There has been great speculation and public interest in the proposed power plant. First of all, I am not a customer of LMU, but a resident of Cass County who understands the power needs of the people. It has been an understanding that Duke Energy cannot fulfill the power needs of LMU due to the lack of infrastructure in and out of the city. The current coal powered plant is obviously aging. At some point in time, common sense says shut it down, lay off all the employees, or find an another solution. No one in this community wants to lay off or deplete all the knowledge that these wonderful, dedicated employees have given to the city. At some point in time, we have to find alternative fuels, regardless of the cost. Coal is not a renewable source of energy, once it’s gone, it’s gone! Natural gas is plentiful in America at this time. It’s a viable source of energy for LMU to power the current plant and save many dollars, which I hope would be passed on to the consumers.
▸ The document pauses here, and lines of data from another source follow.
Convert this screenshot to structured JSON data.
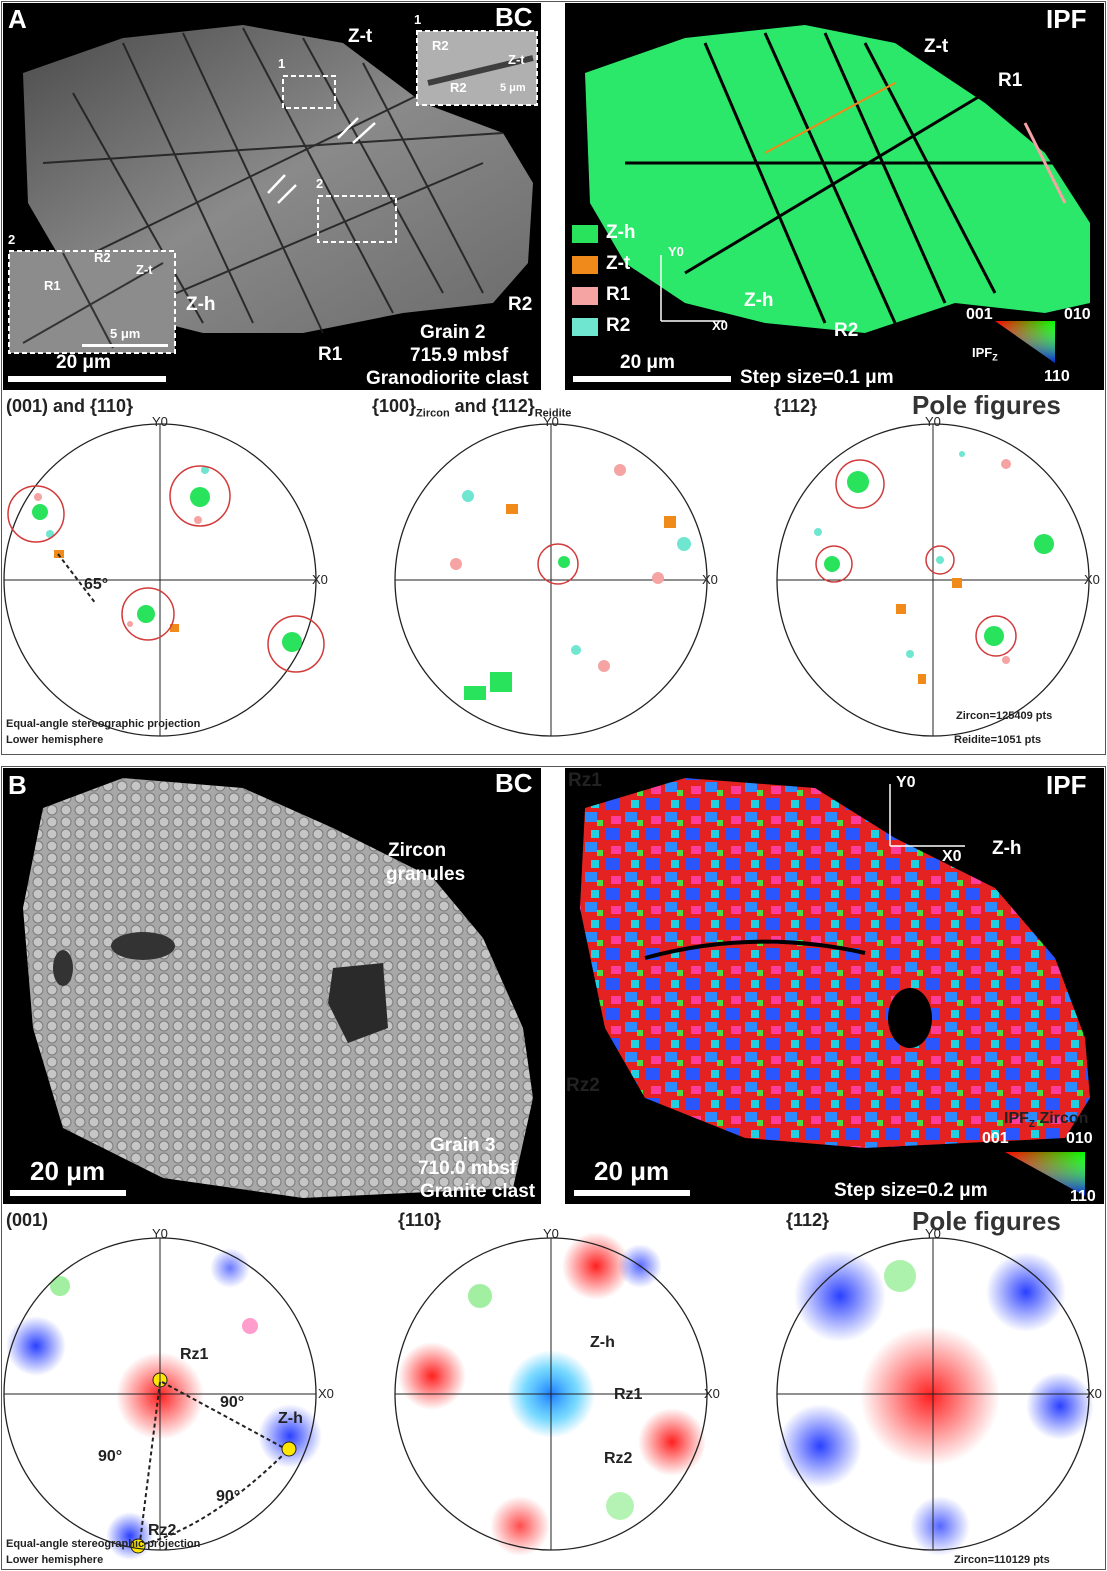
{
  "panelA": {
    "letter": "A",
    "bc": {
      "tag": "BC",
      "labels": {
        "zt": "Z-t",
        "zh": "Z-h",
        "r1": "R1",
        "r2": "R2",
        "box1": "1",
        "box2": "2"
      },
      "inset1": {
        "num": "1",
        "r2": "R2",
        "r2b": "R2",
        "zt": "Z-t",
        "scale": "5 μm"
      },
      "inset2": {
        "num": "2",
        "r1": "R1",
        "r2": "R2",
        "zt": "Z-t",
        "scale": "5 μm"
      },
      "scale": "20 μm",
      "caption": [
        "Grain 2",
        "715.9 mbsf",
        "Granodiorite clast"
      ]
    },
    "ipf": {
      "tag": "IPF",
      "labels": {
        "zt": "Z-t",
        "r1": "R1",
        "zh": "Z-h",
        "r2": "R2"
      },
      "legend": [
        {
          "label": "Z-h",
          "color": "#29e35c"
        },
        {
          "label": "Z-t",
          "color": "#f08a1a"
        },
        {
          "label": "R1",
          "color": "#f5a3a3"
        },
        {
          "label": "R2",
          "color": "#6fe6d0"
        }
      ],
      "axes": {
        "y": "Y0",
        "x": "X0"
      },
      "key": {
        "c001": "001",
        "c010": "010",
        "c110": "110",
        "title": "IPF",
        "sub": "Z"
      },
      "scale": "20 μm",
      "step": "Step size=0.1 μm"
    },
    "poles": {
      "big_title": "Pole figures",
      "fig1": {
        "title": "(001) and {110}"
      },
      "fig2": {
        "title_main": "{100}",
        "title_sub1": "Zircon",
        "title_mid": " and {112}",
        "title_sub2": "Reidite"
      },
      "fig3": {
        "title": "{112}"
      },
      "projection": [
        "Equal-angle stereographic projection",
        "Lower hemisphere"
      ],
      "counts": [
        "Zircon=125409 pts",
        "Reidite=1051 pts"
      ],
      "angle": "65°"
    }
  },
  "panelB": {
    "letter": "B",
    "bc": {
      "tag": "BC",
      "granules": [
        "Zircon",
        "granules"
      ],
      "scale": "20 μm",
      "caption": [
        "Grain 3",
        "710.0 mbsf",
        "Granite clast"
      ]
    },
    "ipf": {
      "tag": "IPF",
      "labels": {
        "rz1": "Rz1",
        "rz2": "Rz2",
        "zh": "Z-h"
      },
      "axes": {
        "y": "Y0",
        "x": "X0"
      },
      "key": {
        "title": "IPF",
        "sub": "Z",
        "mineral": " Zircon",
        "c001": "001",
        "c010": "010",
        "c110": "110"
      },
      "scale": "20 μm",
      "step": "Step size=0.2 μm"
    },
    "poles": {
      "big_title": "Pole figures",
      "fig1": {
        "title": "(001)"
      },
      "fig2": {
        "title": "{110}"
      },
      "fig3": {
        "title": "{112}"
      },
      "projection": [
        "Equal-angle stereographic projection",
        "Lower hemisphere"
      ],
      "counts": [
        "Zircon=110129 pts"
      ],
      "rz1": "Rz1",
      "rz2": "Rz2",
      "zh": "Z-h",
      "angle": "90°"
    }
  },
  "axis_y0": "Y0",
  "axis_x0": "X0"
}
I have read about local lawyers opposing this major investment. They do have valid points, but the fact remains, Logansport can be the center of the new economy on energy.
Chicago produced 8,155,086 tons of waste in 2008. How much could we produce to energy, if we shipped this to our community and safely turned it into providing power to our factories, homes, libraries, and schools? We could also tax this trash, garbage, whatever you call it, to provide tax relief to homeowners, business owners, and above all keep our Cass County/Logansport economic infrastructure growing more than any other community in Indiana. The record shows that most of Chicago trash goes to Indiana landfills.
We all have heard of landfills polluting the groundwater, having horrible chemicals and over-filled landfills. How awesome would it be if we could turn everyday trash into a light for our living room?
Sure, it’s a huge investment, but I’m sure the mayor, council members, LMU and all the customers, can support this renewable source, that if done properly can provide economic relief, jobs, and the hope of emptying landfills, supporting new energy, The time has come to forget the past problems, and embrace the future of energy.